Ezra blinks in confusion, then shakes his head like he’s just waking up. “Oh, sorry. Are you suggesting a reconnaissance mission?” “I wouldn’t mind meeting the mysterious Daisy,” I tell him.

“Roger that,” Ezra says. He gestures to the stack of yearbooks between us. “Are you gonna check any of these out?” “No, I’m just— Hang on.” I pull out my phone and snap a few photos of the yearbook pictures we’ve just been looking at. Ezra watches me with a bemused expression.

“What are you going to do with those?” he asks.

“Documenting our research,” I say. I don’t know if this morning will turn out to be worth anything, but at least it feels productive.

When I finish, we each take an armful of yearbooks and return them to the Reference section. I throw our empty coffee cups into a recycling bin, which makes a much louder noise than I expected. The sleeping librarian startles and blinks at us with watery, unfocused eyes as we pass her desk.

“Can I help you?” she yawns, feeling around for the glasses looped on a chain around her neck.

“No thanks, all set,” I say, nudging Ezra to walk faster so we can exit before she recognizes us and we have to spend fifteen minutes making polite conversation about California. We push through the library’s front door into bright sunshine, and descend wide steps to the sidewalk.

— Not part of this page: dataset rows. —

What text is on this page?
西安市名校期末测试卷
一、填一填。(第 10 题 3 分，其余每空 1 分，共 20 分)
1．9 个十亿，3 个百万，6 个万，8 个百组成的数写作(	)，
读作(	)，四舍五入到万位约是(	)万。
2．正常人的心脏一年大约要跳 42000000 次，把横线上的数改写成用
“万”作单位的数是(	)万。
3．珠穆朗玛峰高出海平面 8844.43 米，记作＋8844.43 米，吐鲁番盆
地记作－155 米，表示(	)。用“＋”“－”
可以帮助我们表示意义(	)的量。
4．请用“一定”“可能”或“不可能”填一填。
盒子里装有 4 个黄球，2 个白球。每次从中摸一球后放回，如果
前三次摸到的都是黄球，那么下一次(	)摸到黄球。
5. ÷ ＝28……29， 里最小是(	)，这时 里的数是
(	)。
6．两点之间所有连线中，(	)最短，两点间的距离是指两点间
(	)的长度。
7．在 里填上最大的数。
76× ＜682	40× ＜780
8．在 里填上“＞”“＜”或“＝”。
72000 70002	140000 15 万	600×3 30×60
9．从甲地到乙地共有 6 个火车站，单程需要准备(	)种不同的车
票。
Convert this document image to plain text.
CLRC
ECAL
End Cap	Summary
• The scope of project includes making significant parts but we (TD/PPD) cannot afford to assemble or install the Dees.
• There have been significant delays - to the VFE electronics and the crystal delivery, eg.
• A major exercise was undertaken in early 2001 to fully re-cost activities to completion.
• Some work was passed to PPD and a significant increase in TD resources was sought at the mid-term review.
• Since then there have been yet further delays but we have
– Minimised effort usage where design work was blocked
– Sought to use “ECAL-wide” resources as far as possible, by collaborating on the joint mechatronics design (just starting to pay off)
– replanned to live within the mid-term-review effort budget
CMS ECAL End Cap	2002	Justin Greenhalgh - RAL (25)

Ezra and I walked home from school with Mia a couple of days ago, and she’s only a block from the library. The Kwons’ house is unusual for Echo Ridge: a modern, boxy construction set on a large expanse of lawn. A stone path crosses from the sidewalk to the front stairs, and we’re halfway across it when a gray Nissan pulls into the driveway.

The driver’s side window is half-down, framing a girl with long dark hair who’s gripping the steering wheel like it’s a life preserver. Oversized sunglasses cover half her face, but I can see enough to tell that it’s Daisy. Ezra raises his hand, about to call a greeting, then lowers it as Daisy lifts a phone to her ear.

“I don’t think she sees us,” I say, glancing between the car and the front door. “Maybe we should just ring the bell.” Before we can move, Daisy drops her phone, crosses her arms over the steering wheel, and lowers her head onto them. Her shoulders start to shake, and Ezra and I exchange uneasy glances. We stand there for what feels like ten minutes, although it’s probably less than one, before Ezra take a tentative step forward. “Do you think we should, um …” He trails off as Daisy suddenly raises her head with a strangled little scream and slams her hands, hard, on either side of the steering wheel. She whips off her sunglasses and runs her hands over her eyes like she’s trying to erase any trace of tears, then shoves the glasses back on. She throws the car into reverse and starts to back up, stopping when she looks out the window and catches sight of us.

Ezra offers the sheepish half wave of someone who knows he has just accidentally observed a private moment. Daisy’s only indication that she sees him is to roll up her window before she backs out of the driveway and leaves in the direction she came from.

“Well, you wanted to meet the mysterious Daisy,” Ezra says, watching her taillights disappear around a bend. “There she goes.”